2016-04-09 02:05:19 · answer #6 · answered by ? 4 · 0 0

First off, I AGREE with making people feel worse then they already are, it's just not right and RUDE! Secondly, I don't think 18 is too young, in fact, there are quite a few people who have a kid at 18 I'll bet. I think younger then that might be too young though.. simply because being younger then 18 and having a child is a lot to deal with. But 18 is when I think it's ok. Enjoy being a mother!

~Sonicblur

2007-12-13 15:34:28 · answer #7 · answered by ... 2 · 5 1

i know what your talking about. I'm also a teenage mom granted i did have my son at a younger age than you. i think most people just generalize.they don't really take the time to think that their are teenagers out there who can do just a good a job or better at raising a child than older people. not all teenagers live at home with their parents and expect their parents to raise their child. not all teenage parents are on welfare. some of us actually work hard and raise our kids on our own. some of us will continue with our education. but others will not. people tend to focus on the bad rather than the good. we as teenage parents shouldn't be concerned with how other view us. we know who we are and were we're going.

2007-12-14 06:22:50 · answer #8 · answered by J&C's Moma! 2 · 0 0

Girl, don't let people make you feel bad. I'm sure you have punished yourself enough.
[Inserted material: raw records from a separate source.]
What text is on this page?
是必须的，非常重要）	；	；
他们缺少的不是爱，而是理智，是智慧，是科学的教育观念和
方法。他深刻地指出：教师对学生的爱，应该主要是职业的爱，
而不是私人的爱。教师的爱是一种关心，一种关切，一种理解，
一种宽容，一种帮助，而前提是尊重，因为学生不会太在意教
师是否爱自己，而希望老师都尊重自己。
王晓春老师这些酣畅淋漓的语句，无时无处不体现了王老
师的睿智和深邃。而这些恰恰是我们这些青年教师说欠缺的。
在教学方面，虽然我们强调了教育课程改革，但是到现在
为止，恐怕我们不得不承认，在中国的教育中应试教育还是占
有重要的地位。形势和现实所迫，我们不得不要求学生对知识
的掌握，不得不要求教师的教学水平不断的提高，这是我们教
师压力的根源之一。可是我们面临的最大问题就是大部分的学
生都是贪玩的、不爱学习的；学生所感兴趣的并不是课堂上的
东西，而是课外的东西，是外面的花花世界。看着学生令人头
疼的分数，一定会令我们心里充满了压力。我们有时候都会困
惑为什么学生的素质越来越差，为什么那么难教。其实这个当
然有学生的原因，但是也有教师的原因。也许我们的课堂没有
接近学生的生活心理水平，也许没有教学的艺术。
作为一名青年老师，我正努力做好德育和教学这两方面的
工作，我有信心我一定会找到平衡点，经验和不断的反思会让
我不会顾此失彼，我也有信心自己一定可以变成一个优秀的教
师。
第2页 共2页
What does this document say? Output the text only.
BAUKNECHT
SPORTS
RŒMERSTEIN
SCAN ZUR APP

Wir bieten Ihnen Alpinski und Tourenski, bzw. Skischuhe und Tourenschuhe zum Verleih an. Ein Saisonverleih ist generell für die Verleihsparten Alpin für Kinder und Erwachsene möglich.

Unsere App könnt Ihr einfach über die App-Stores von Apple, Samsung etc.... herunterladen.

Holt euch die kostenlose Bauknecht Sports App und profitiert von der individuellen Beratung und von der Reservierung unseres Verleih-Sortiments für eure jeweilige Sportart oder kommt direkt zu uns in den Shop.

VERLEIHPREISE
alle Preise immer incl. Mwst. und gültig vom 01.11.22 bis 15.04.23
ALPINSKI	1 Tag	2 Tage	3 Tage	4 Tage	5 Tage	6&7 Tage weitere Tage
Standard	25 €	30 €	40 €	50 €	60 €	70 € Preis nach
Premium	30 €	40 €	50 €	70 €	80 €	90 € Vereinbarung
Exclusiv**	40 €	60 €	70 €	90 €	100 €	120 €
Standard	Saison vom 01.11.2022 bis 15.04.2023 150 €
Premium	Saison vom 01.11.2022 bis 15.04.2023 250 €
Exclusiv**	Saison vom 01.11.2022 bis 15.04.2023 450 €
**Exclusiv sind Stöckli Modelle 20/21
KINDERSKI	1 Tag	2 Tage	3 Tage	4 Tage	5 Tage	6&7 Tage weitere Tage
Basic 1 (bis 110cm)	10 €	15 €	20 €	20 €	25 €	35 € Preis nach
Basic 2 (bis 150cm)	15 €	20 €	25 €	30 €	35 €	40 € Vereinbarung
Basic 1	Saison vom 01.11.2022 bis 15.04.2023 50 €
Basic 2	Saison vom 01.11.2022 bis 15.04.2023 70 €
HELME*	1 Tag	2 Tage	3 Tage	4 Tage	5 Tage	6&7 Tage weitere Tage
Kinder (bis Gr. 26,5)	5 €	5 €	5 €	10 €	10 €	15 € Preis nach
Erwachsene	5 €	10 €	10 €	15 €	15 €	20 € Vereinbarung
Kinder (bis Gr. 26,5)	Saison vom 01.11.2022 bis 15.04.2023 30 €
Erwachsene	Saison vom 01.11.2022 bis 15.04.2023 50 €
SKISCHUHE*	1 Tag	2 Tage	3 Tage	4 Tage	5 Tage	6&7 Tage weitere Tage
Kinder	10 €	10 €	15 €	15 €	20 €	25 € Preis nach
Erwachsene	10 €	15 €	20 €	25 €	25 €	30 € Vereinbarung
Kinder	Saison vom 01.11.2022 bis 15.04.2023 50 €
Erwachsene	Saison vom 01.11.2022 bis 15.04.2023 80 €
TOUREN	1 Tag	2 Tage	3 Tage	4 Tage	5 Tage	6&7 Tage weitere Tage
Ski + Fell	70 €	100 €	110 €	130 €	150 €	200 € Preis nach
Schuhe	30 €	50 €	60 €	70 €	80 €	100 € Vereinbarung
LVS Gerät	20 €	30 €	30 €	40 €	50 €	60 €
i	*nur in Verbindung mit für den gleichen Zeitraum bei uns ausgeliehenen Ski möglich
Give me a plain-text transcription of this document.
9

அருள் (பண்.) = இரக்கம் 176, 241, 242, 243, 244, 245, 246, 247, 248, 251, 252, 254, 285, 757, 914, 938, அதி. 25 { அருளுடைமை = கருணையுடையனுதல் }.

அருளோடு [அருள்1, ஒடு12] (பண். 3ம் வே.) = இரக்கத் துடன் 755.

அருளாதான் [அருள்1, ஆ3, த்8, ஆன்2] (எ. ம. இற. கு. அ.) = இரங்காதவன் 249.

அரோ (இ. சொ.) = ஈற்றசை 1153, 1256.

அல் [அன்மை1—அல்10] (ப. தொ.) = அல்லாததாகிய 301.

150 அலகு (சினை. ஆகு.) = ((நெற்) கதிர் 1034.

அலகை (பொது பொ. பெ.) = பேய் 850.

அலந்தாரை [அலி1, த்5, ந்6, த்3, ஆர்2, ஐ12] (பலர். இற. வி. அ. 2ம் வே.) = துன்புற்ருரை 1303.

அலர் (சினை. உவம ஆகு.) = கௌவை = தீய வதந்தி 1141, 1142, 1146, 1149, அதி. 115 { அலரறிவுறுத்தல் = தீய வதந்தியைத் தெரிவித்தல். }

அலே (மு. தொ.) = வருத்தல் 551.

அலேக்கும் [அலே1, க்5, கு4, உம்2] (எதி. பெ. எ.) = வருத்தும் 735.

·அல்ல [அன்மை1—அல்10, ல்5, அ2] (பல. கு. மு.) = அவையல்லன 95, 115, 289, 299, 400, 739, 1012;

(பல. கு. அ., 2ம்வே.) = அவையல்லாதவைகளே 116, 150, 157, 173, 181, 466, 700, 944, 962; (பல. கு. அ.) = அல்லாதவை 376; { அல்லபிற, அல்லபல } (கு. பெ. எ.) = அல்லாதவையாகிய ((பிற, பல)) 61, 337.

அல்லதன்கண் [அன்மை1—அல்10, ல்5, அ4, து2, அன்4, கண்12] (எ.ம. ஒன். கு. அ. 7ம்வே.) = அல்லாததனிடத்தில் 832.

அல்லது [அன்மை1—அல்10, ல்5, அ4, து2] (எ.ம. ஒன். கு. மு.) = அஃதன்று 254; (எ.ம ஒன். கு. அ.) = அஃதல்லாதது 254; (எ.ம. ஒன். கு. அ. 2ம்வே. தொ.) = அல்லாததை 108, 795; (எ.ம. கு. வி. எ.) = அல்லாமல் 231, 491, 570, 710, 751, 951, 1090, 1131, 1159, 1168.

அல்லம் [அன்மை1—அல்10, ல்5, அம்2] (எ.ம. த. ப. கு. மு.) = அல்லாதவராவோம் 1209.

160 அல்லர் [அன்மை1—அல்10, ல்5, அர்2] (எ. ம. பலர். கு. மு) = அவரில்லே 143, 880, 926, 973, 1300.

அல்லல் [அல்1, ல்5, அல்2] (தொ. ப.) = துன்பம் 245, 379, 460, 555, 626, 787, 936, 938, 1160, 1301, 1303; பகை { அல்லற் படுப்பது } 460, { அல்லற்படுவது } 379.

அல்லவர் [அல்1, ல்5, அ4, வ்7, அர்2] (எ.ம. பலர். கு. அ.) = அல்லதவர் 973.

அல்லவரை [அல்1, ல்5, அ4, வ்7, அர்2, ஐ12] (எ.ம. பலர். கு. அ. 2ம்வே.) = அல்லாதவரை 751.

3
I'm 19, and i have a 13 month old princess, and she is my world. I would do anything for her. Im also 32 weeks pregnant with a precious little boy. I hear stuff all the time that is hurtful, but if these people are saying these things about me...i just try to brush it off, because they don't know me, or what i've been through. why would i care about what someone says, if they really dont give a crap about me? u know? I'm a good mom. Nobody can tell me different because i put my babies first. And girl, those people saying those things have probably done the same things as you, but just got lucky and didnt get caught. nobody can judge anybody else, because everyone has their secrets. They only say those things because they are not happy with themselves, and it makes them feel better to bring someone else down to their level. i hate that "holier than thou" crap people try to pull. i know how you feel girl, but don't let anyone make you feel bad about your decisions. okay?

2007-12-13 17:59:55 · answer #9 · answered by Jada and Ty's mommy 3 · 1 1

first of all, i dont think any woman of ANY age should be having a baby unless they truly believe that they are ready to raise and support their child...that being said, accidents do happen. at that point it depends on the womans, or girls' for that matter maturity level to take responsibilty for their actions. bottom line is, the actual age of a mother doesnt always matter...i know a few of age mothers that should have never been permitted to be mothers in the first place...so how could a younger woman be worse?? arent the adults supposed to know better? people are just way too damn judgemental when usually they dont even know what they are talking about.

2007-12-13 15:45:43 · answer #10 · answered by Anonymous · 1 0

I agree some remarks are stupid. Some people have problems with teenage mothers because they majority of them (not ALL) got knocked up because they were stupid about birth control (or lack of), don't know how to care for a kid, and end up living on welfare with some neglected rugrats running around. That is a stereotype but sadly true in a lot of cases. If it's not the case for you then good. Now go nurse your kid and stop typing rants into yahoo.